For stats people, what is actually being asked is whether people erroneously believe that:
P(teacher | Untrustworthy actions) < P(teacher AND atheist | Untrustworthy actions).

This answer is then compared to answers to the question as to whether:
P(teacher | Untrustworthy actions) < P(teacher AND rapist | Untrustworthy actions).

Since the left hand side is the same in each inequality, let's think about what could drive differences in the right hand side (even if people are screwing it up via the conjunction fallacy, this is still the implicit comparison). Using Bayes Rule:

$\frac{P(A_1|B)}{P(A_2|B)} = \frac{P(B|A_1)}{P(B|A_2)} \cdot \frac{P(A_1)}{P(A_2)}.$

(where A1 = Teacher and Atheist, A2 = Teacher and Rapist, and B = Untrustworthy).

Let's ignore the teacher bit for simplicity (it doesn't change the logic). What the author really wants to know is the second ratio - are people viewed as more likely to be untrustworthy given they're an atheist, relative to being untrustworthy given they're a rapist.

What they're actually measuring is the first ratio: the probability of being an atheist given you're untrustworthy versus the probability of being a rapist given you're untrustworthy.

But the difference between the two ratios is also driven by the third ratio - the overall probability of being a rapist versus an atheist, regardless of whether you're untrustworthy.

And this ratio is huge!
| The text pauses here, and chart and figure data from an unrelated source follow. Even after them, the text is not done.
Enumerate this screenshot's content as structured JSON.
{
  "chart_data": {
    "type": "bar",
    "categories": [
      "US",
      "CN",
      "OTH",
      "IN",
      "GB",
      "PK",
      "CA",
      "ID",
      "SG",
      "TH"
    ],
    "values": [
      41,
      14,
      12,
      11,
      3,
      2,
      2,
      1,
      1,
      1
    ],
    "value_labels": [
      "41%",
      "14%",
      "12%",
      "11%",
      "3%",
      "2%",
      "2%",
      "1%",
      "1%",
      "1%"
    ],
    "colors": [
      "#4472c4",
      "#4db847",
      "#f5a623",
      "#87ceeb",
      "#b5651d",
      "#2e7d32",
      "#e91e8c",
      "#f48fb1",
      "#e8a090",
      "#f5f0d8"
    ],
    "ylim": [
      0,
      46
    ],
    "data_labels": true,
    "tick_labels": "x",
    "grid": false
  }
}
The study was done at the University of British Columbia. According to Wikipedia, 42.2% of Vancouver is atheist. What's the probability of being a rapist? The overall rate of rape crimes in Canada is 0.016 per 1000 people. As long as each rape is only committed by one rapist, this will overstate the probability of being a rapist (i.e. if a rapist has multiple victims, the probability of being a rapist will be lower. If a victim is raped by multiple people in a single rape, the number will be higher, however)
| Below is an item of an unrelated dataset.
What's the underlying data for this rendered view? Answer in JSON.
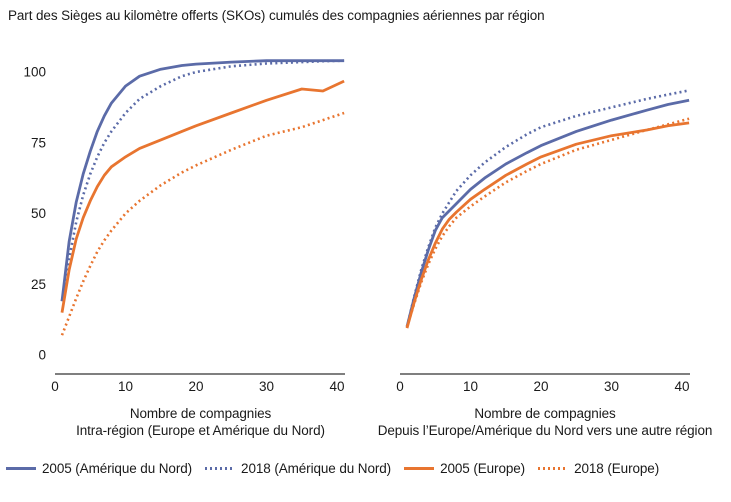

So the third term is equal to 42.2/0.0016 = 26,375! In other words, suppose that people thought that you were 1000 times more likely to be untrustworthy if you were a rapist than an atheist (i.e. the second ratio equals 1/1000). The left hand side will be equal to 26375/1000 = 26.375. In other words, P(atheist | untrustworthy) will always be much higher than P(rapist | untrustworthy), even if rapists are considered far less trustworthy than atheists.

The authors only report the proportion of respondents who made the conjunction error - in other words, they report the number who state that P(teacher | Untrustworthy actions) < P(teacher AND Y | Untrustworthy actions), which is clearly wrong, and compare this for different values of Y. Sadly, this doesn't allow us to say anything about the real ratio, which is P(Untrustworthy | Atheist) versus P(Untrustworthy | Rapist).

In other words, the study is unsalvageable if you're trying to answer the question you're hoping to ask. Which is a shame, because it's actually an interesting question.